His role in the Parliament as Leader of the Opposition earned him the title “lion of Parliament”. Parliament has yet to see his equal as a parliamentarian. Soon after he entered the Parliament the secessionist activities and policies of Sheikh Abdullah drew his attention. He decided to take up the cause of Jammu and Kashmir Praja Parishad which had been demanding that Jammu and Kashmir State be fully integrated with the rest of India and that it should have the same flag, Constitution and President as the rest of the country.

During his visit to Jammu in August 1952, he told a mammoth meeting: “I will get you the Indian Constitution or lay down my life for it.” His words proved prophetic.
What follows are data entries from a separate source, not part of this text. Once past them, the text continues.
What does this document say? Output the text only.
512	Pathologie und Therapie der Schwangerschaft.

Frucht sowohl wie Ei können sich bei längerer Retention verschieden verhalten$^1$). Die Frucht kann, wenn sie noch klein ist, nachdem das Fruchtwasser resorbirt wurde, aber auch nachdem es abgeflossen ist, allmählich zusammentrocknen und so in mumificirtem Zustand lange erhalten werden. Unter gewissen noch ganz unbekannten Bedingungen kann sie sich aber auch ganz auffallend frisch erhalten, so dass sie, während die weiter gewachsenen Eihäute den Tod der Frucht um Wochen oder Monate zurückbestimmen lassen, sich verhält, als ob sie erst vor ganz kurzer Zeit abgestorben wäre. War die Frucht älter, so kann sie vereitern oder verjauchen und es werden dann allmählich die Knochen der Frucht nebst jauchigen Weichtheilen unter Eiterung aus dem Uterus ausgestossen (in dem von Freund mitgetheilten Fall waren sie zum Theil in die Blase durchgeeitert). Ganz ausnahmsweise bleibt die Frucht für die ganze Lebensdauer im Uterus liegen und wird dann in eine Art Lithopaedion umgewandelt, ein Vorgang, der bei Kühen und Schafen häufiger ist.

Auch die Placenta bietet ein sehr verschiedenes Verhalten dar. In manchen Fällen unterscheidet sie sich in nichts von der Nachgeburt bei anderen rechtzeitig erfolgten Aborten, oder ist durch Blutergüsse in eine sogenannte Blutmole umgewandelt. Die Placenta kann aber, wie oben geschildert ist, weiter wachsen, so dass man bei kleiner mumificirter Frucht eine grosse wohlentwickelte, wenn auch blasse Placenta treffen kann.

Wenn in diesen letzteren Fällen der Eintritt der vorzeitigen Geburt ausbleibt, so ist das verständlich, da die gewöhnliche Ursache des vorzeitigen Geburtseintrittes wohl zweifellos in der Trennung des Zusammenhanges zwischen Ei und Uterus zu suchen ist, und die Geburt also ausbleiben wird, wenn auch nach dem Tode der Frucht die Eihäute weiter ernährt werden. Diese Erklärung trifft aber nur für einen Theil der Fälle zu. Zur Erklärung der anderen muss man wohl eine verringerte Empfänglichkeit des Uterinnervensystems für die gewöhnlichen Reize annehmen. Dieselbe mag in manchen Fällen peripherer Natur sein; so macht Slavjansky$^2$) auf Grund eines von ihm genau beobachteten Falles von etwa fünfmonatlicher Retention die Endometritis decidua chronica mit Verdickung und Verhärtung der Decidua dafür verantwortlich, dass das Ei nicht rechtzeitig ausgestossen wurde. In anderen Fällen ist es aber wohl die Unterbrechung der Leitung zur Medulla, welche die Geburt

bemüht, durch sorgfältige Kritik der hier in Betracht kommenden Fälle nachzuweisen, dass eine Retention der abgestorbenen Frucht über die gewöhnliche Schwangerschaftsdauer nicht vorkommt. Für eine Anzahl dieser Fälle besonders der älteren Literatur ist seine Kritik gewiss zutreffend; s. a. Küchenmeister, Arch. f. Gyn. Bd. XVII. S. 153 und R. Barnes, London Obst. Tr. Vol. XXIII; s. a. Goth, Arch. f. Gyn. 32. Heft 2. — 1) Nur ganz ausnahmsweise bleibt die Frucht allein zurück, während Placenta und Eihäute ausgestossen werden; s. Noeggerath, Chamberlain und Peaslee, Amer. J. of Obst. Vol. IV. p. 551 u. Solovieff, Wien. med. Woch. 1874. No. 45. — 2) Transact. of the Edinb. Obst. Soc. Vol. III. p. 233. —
When he decided to visit Jammu again in May 1953, to study on the spot the situation created by the reign of terror let loose by Sheikh Abdullah against the people of Jammu, the Government of India first decided to arrest him at Gurdaspur in Punjab but later changed its mind and allowed him to enter the State to be arrested there so that the Supreme Court of India, which till then had no jurisdiction over Jammu and Kashmir State, might not set him free.
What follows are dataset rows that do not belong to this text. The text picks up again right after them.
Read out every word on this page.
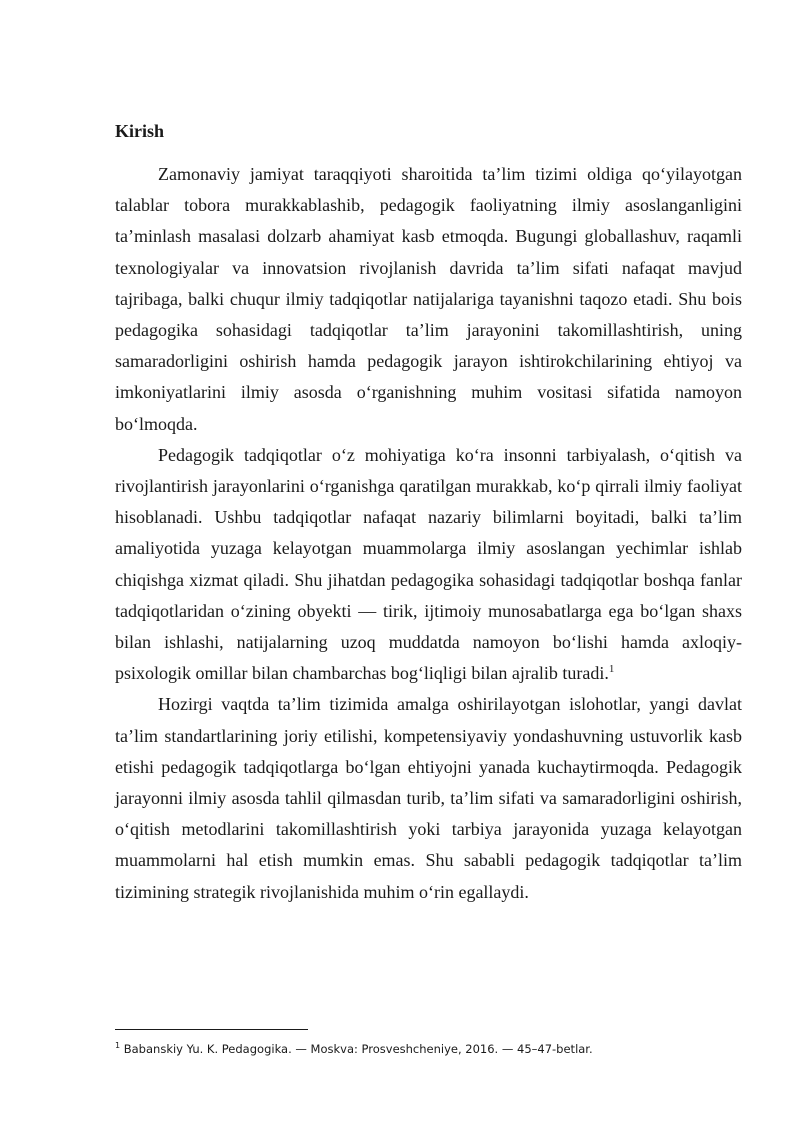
Kirish

Zamonaviy jamiyat taraqqiyoti sharoitida taʼlim tizimi oldiga qoʻyilayotgan talablar tobora murakkablashib, pedagogik faoliyatning ilmiy asoslanganligini taʼminlash masalasi dolzarb ahamiyat kasb etmoqda. Bugungi globallashuv, raqamli texnologiyalar va innovatsion rivojlanish davrida taʼlim sifati nafaqat mavjud tajribaga, balki chuqur ilmiy tadqiqotlar natijalariga tayanishni taqozo etadi. Shu bois pedagogika sohasidagi tadqiqotlar taʼlim jarayonini takomillashtirish, uning samaradorligini oshirish hamda pedagogik jarayon ishtirokchilarining ehtiyoj va imkoniyatlarini ilmiy asosda oʻrganishning muhim vositasi sifatida namoyon boʻlmoqda.

Pedagogik tadqiqotlar oʻz mohiyatiga koʻra insonni tarbiyalash, oʻqitish va rivojlantirish jarayonlarini oʻrganishga qaratilgan murakkab, koʻp qirrali ilmiy faoliyat hisoblanadi. Ushbu tadqiqotlar nafaqat nazariy bilimlarni boyitadi, balki taʼlim amaliyotida yuzaga kelayotgan muammolarga ilmiy asoslangan yechimlar ishlab chiqishga xizmat qiladi. Shu jihatdan pedagogika sohasidagi tadqiqotlar boshqa fanlar tadqiqotlaridan oʻzining obyekti — tirik, ijtimoiy munosabatlarga ega boʻlgan shaxs bilan ishlashi, natijalarning uzoq muddatda namoyon boʻlishi hamda axloqiy-psixologik omillar bilan chambarchas bogʻliqligi bilan ajralib turadi.$^1$

Hozirgi vaqtda taʼlim tizimida amalga oshirilayotgan islohotlar, yangi davlat taʼlim standartlarining joriy etilishi, kompetensiyaviy yondashuvning ustuvorlik kasb etishi pedagogik tadqiqotlarga boʻlgan ehtiyojni yanada kuchaytirmoqda. Pedagogik jarayonni ilmiy asosda tahlil qilmasdan turib, taʼlim sifati va samaradorligini oshirish, oʻqitish metodlarini takomillashtirish yoki tarbiya jarayonida yuzaga kelayotgan muammolarni hal etish mumkin emas. Shu sababli pedagogik tadqiqotlar taʼlim tizimining strategik rivojlanishida muhim oʻrin egallaydi.

$^1$ Babanskiy Yu. K. Pedagogika. — Moskva: Prosveshcheniye, 2016. — 45–47-betlar.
It was part of a conspiracy to remove him from the earthly scene. The way he died as a prisoner at Srinagar and the refusal of Pandit Nehru to hold an inquiry about his death in spite of the universal demand for it strengthened the doubts that he did not die a natural death. He thus became a martyr to the cause of Indian unity.

Dr. Shyama Prasad had a well-built stately body and an alert and analytical mind. He was an intellectual giant. His habits were simple. He usually wore dhoti and kurta. He led an austere life and was an embodiment of simple living and high thinking.

He was a nationalist to the core of his heart. “Country comes first” was his watchword. His approach to all problems, internal and external, was uninhibited by any consideration of left or right. He stood for a reciprocal policy towards Pakistan, closer cultural and economic relations with the countries of South-East Asia and bilateral arrangements with other countries including the U.S.A. and the U.S.S.R. on the basis of mutuality of interests.

In the economic field he stood for market economy but did not rule out the entry of the State in the economic field in exceptional circumstances.

His views regarding education and language were clear-cut. He wanted to reorientate the entire system of education with stress on vocational education and greater attention to moral and national content in the curricula. He was a great advocate of regional languages and accepted Hindi as the language without any reservations. He continued to take a keen interest in the educational and cultural life of the country even when he became totally engrossed in politics.

As President of the Mahabodhi Society, he acted as a link between India and the Buddhist world. His visit to Burma and Cambodia in 1952 with the remains of Sariputta and Maha Moggalana was a great essay in revival and strengthening of cultural ties with these countries.

His death created a void in the cultural and political life of the country as a whole and particularly of Bengal which still remains to be filled.